Surface Chemistry and Geochemistry of Hydraulic Fracturing
Unique in focus, Surface Chemistry and Geochemistry of Hydraulic Fracturing examines the surface chemistry and phenomena in the hydrofracking process. Under great scrutiny as of late, the physico-chemical properties of hydrofracking are fully detailed and explained. Topics include the adsorption-desorption of gas on the shale reservoir surface and relevant waste-water treatment dependent on various surface chemistry principles.
The aim of this book is to help engineers and research scientists recognize the basic surface chemistry principles related to this subject.
Written by a long-time expert in the field, this book presents an unbiased account of the hard science and engineering involved in a resource that is gaining growing attention within the community.
Table of Contents
Introduction to Surface Chemistry Essentials of Hydrofracking. Surface Tension of Liquids and Solids. Surface Chemistry of Shale Deposits. Chemicals Used in Hydrofracking. Surfactants Used in Hydrofracking. Adsorption-Desorption of Gases on Solid Surfaces. Purification of Waste-water. Surface Chemistry Essentials and Hydrofracking. Summary of Hydrofracking Techniques. Appendices.
K.S.Birdi is the author of a range of books related to various aspects of surface chemistry.
He has contributed with a systematic research on the various aspects of surface chemistry (with applications in industry). In addition he has been member of various international scientific societies and consultant to a large number of industrial companies.
Featured Author Profiles
‘This is a comprehensive, unbiased, and technical treatment of a very complex and controversial topic. The author is qualified to evaluate the subject, as he is a widely published expert who has been involved in this and other related areas of research for over 50 years. … Engineers and research scientists involved in the extraction of oil and gas and in waste water treatment will find this work the most helpful.
Summing Up: Recommended. Graduate students, faculty, and professionals.’
– M. E. McCallum, Colorado State University for Choice, May 2017, Vol. 54 No. 9.
'This book is an essential pedagogical reference of interfacial processes for the fracking technologist, written in an easy-to-absorb style. Fundamental knowledge of interfacial forces is presented within a thermodynamic context, relating interfacial forces to thermodynamic quantities as well as physical processes. A comprehensive chemical perspective is thereby provided of governing physical phenomena in fracking systems, including wetting, adsorption/desorption, coagulation, flocculation, coalescence, foaming, and fracture-induction. Several experimental analytical techniques are discussed, including calorimetry, gravimetric gas adsorption, and emulsion stability determination. In addition, several techniques are presented for specifically measuring interfacial tension values, including contact angle, pendant drop, and Wilhelmy plate. The classic colloidal stability theory DLVO is presented along with an analysis of electro-kinetic processes and viscous forces. All of the advanced scientific theories are presented and discussed using common colloquial language, facilitating rapid understanding and mastery of the topics.

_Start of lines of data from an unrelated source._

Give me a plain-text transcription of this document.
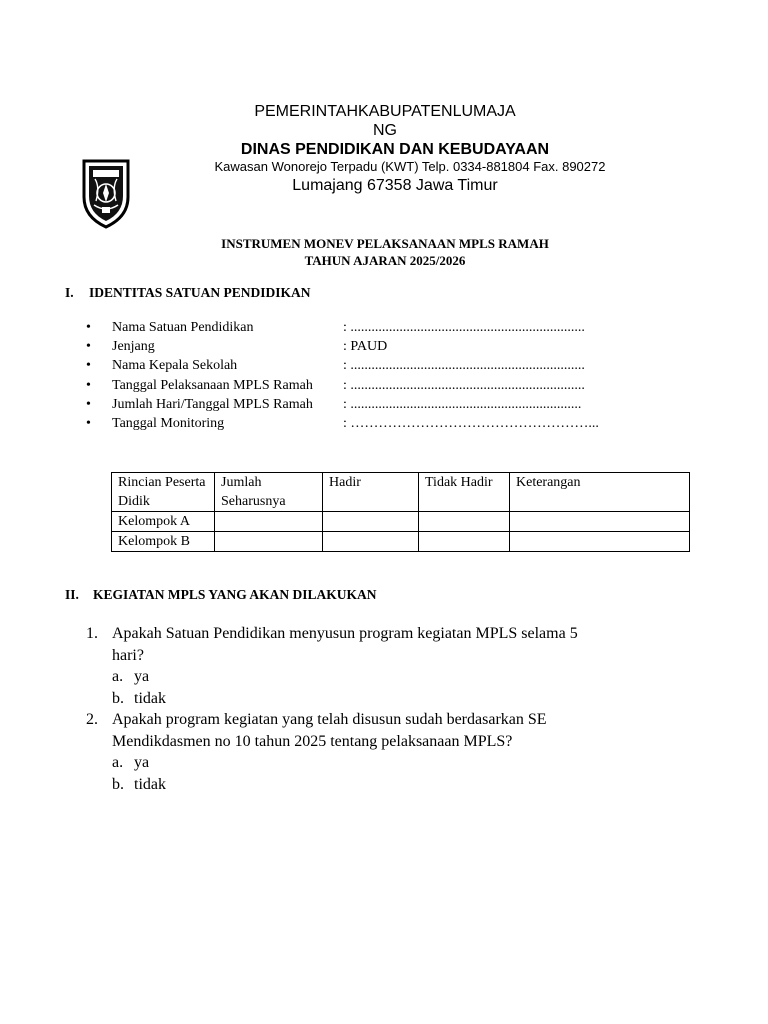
PEMERINTAHKABUPATENLUMAJA
NG
DINAS PENDIDIKAN DAN KEBUDAYAAN
Kawasan Wonorejo Terpadu (KWT) Telp. 0334-881804 Fax. 890272
Lumajang 67358 Jawa Timur
INSTRUMEN MONEV PELAKSANAAN MPLS RAMAH
TAHUN AJARAN 2025/2026
I. IDENTITAS SATUAN PENDIDIKAN
• Nama Satuan Pendidikan	: ...................................................................
• Jenjang	: PAUD
• Nama Kepala Sekolah	: ...................................................................
• Tanggal Pelaksanaan MPLS Ramah : ...................................................................
• Jumlah Hari/Tanggal MPLS Ramah : ..................................................................
• Tanggal Monitoring	: ……………………………………………...
Rincian Peserta Didik	Jumlah Seharusnya	Hadir	Tidak Hadir	Keterangan
Kelompok A				
Kelompok B				
II. KEGIATAN MPLS YANG AKAN DILAKUKAN
1. Apakah Satuan Pendidikan menyusun program kegiatan MPLS selama 5
hari?
a. ya
b. tidak
2. Apakah program kegiatan yang telah disusun sudah berdasarkan SE
Mendikdasmen no 10 tahun 2025 tentang pelaksanaan MPLS?
a. ya
b. tidak
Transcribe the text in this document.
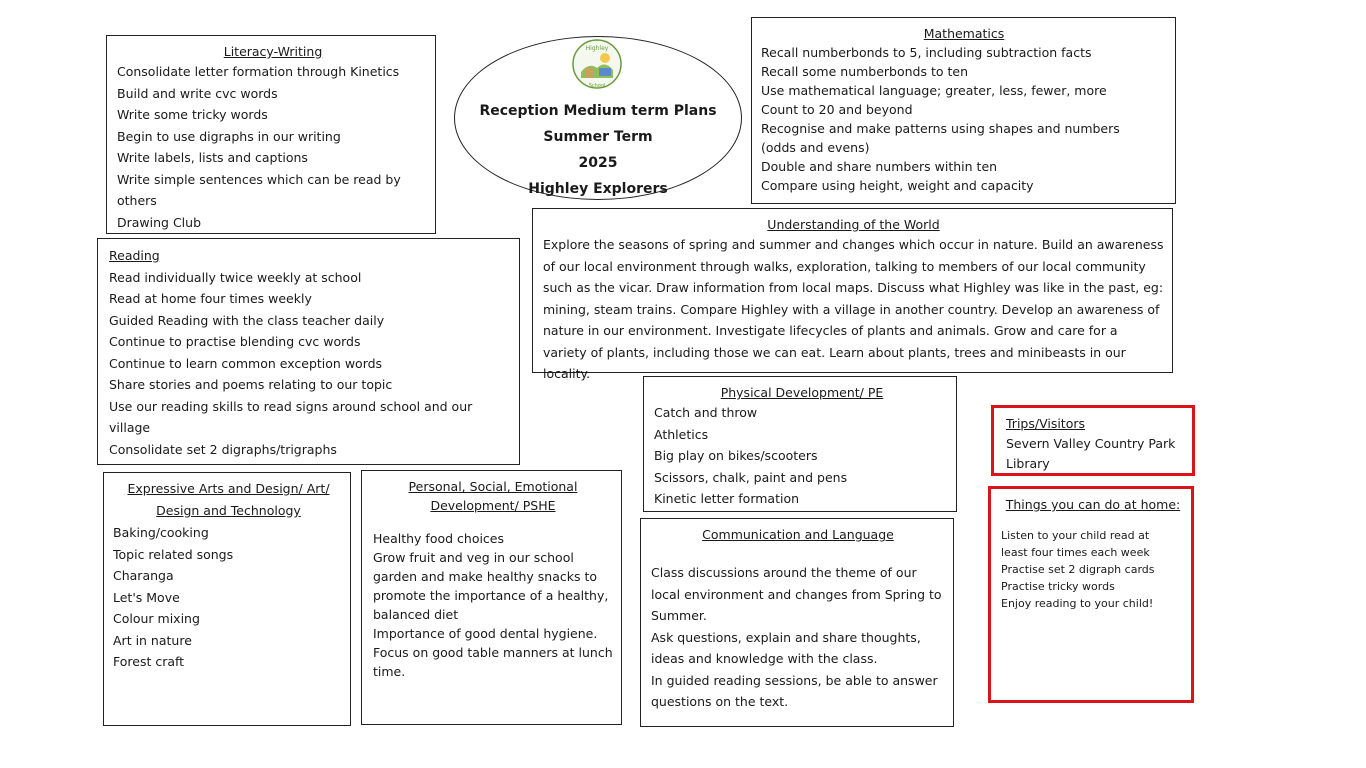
Highley
School
Reception Medium term Plans
Summer Term
2025
Highley Explorers
Literacy-Writing
Consolidate letter formation through Kinetics
Build and write cvc words
Write some tricky words
Begin to use digraphs in our writing
Write labels, lists and captions
Write simple sentences which can be read by others
Drawing Club
Mathematics
Recall numberbonds to 5, including subtraction facts
Recall some numberbonds to ten
Use mathematical language; greater, less, fewer, more
Count to 20 and beyond
Recognise and make patterns using shapes and numbers (odds and evens)
Double and share numbers within ten
Compare using height, weight and capacity
Reading
Read individually twice weekly at school
Read at home four times weekly
Guided Reading with the class teacher daily
Continue to practise blending cvc words
Continue to learn common exception words
Share stories and poems relating to our topic
Use our reading skills to read signs around school and our village
Consolidate set 2 digraphs/trigraphs
Understanding of the World
Explore the seasons of spring and summer and changes which occur in nature. Build an awareness of our local environment through walks, exploration, talking to members of our local community such as the vicar. Draw information from local maps. Discuss what Highley was like in the past, eg: mining, steam trains. Compare Highley with a village in another country. Develop an awareness of nature in our environment. Investigate lifecycles of plants and animals. Grow and care for a variety of plants, including those we can eat. Learn about plants, trees and minibeasts in our locality.
Physical Development/ PE
Catch and throw
Athletics
Big play on bikes/scooters
Scissors, chalk, paint and pens
Kinetic letter formation
Trips/Visitors
Severn Valley Country Park
Library
Things you can do at home:
Listen to your child read at least four times each week
Practise set 2 digraph cards
Practise tricky words
Enjoy reading to your child!
Expressive Arts and Design/ Art/ Design and Technology
Baking/cooking
Topic related songs
Charanga
Let's Move
Colour mixing
Art in nature
Forest craft
Personal, Social, Emotional Development/ PSHE
Healthy food choices
Grow fruit and veg in our school garden and make healthy snacks to promote the importance of a healthy, balanced diet
Importance of good dental hygiene.
Focus on good table manners at lunch time.
Communication and Language
Class discussions around the theme of our local environment and changes from Spring to Summer.
Ask questions, explain and share thoughts, ideas and knowledge with the class.
In guided reading sessions, be able to answer questions on the text.
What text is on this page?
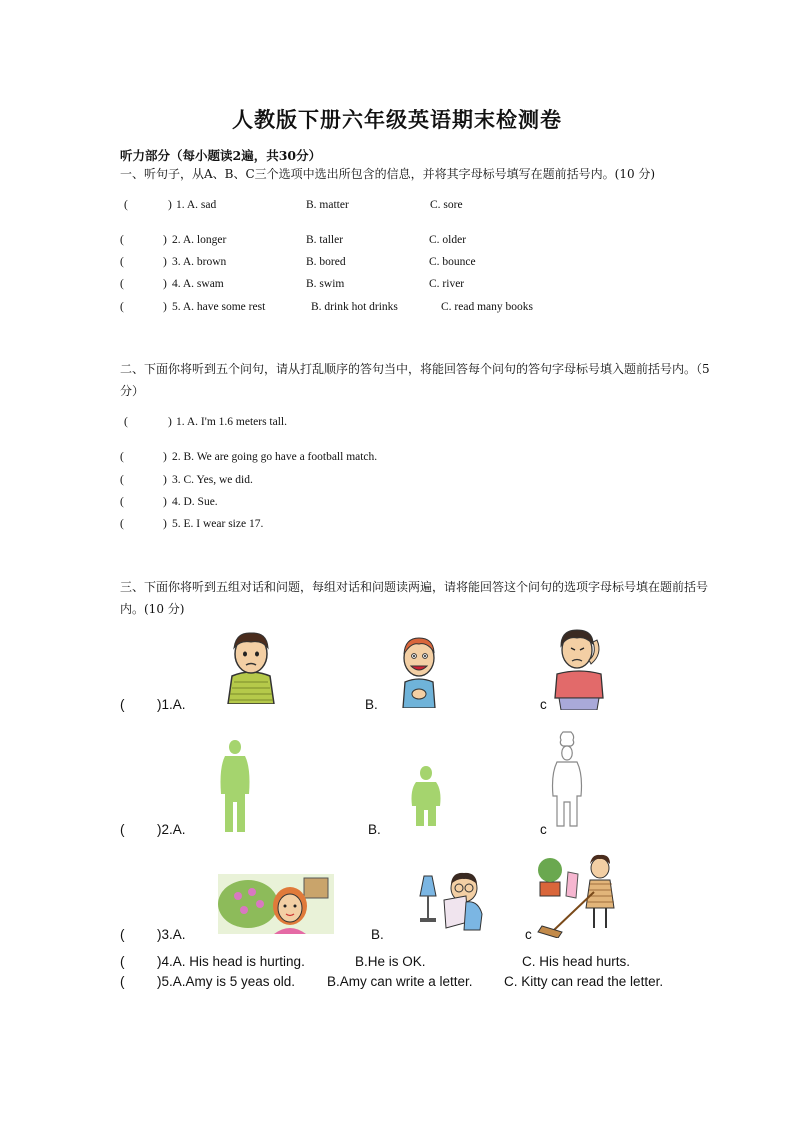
人教版下册六年级英语期末检测卷
听力部分（每小题读2遍，共30分）
一、听句子，从A、B、C三个选项中选出所包含的信息，并将其字母标号填写在题前括号内。(10 分)
(	) 1. A. sad	B. matter	C. sore
(	) 2. A. longer	B. taller	C. older
(	) 3. A. brown	B. bored	C. bounce
(	) 4. A. swam	B. swim	C. river
(	) 5. A. have some rest	B. drink hot drinks	C. read many books
二、下面你将听到五个问句，请从打乱顺序的答句当中，将能回答每个问句的答句字母标号填入题前括号内。（5 分）
(	) 1. A. I'm 1.6 meters tall.
(	) 2. B. We are going go have a football match.
(	) 3. C. Yes, we did.
(	) 4. D. Sue.
(	) 5. E. I wear size 17.
三、下面你将听到五组对话和问题，每组对话和问题读两遍，请将能回答这个问句的选项字母标号填在题前括号内。(10 分)
( )1.A.	B.	c
( )2.A.	B.	c
( )3.A.	B.	c
( )4.A. His head is hurting.	B.He is OK.	C. His head hurts.
( )5.A.Amy is 5 yeas old. B.Amy can write a letter. C. Kitty can read the letter.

The rigorous thermodynamic, scientific approach adopted in this book ensures direct application to the design and engineering of industrial fracking fluids, reservoirs, and processes, while simultaneously retaining universal applicability to diverse shale compositions. As such, this book provides an effective roadmap for exploiting interfacial phenomenon within the design of industrial fracking systems. A broader view of the fracking industry is adopted, incorporating ancillary topics such as fracking wastewater treatment, oil spills, adhesion, EOR, and detergency. The overall scientific approach in this book opens up substantial insight into the role of interfacial chemistry within the fracking industry. An important reference book for the fracking technology industry.'
– Kristofer Gunnar Paso, Norwegian University of Science and Technology.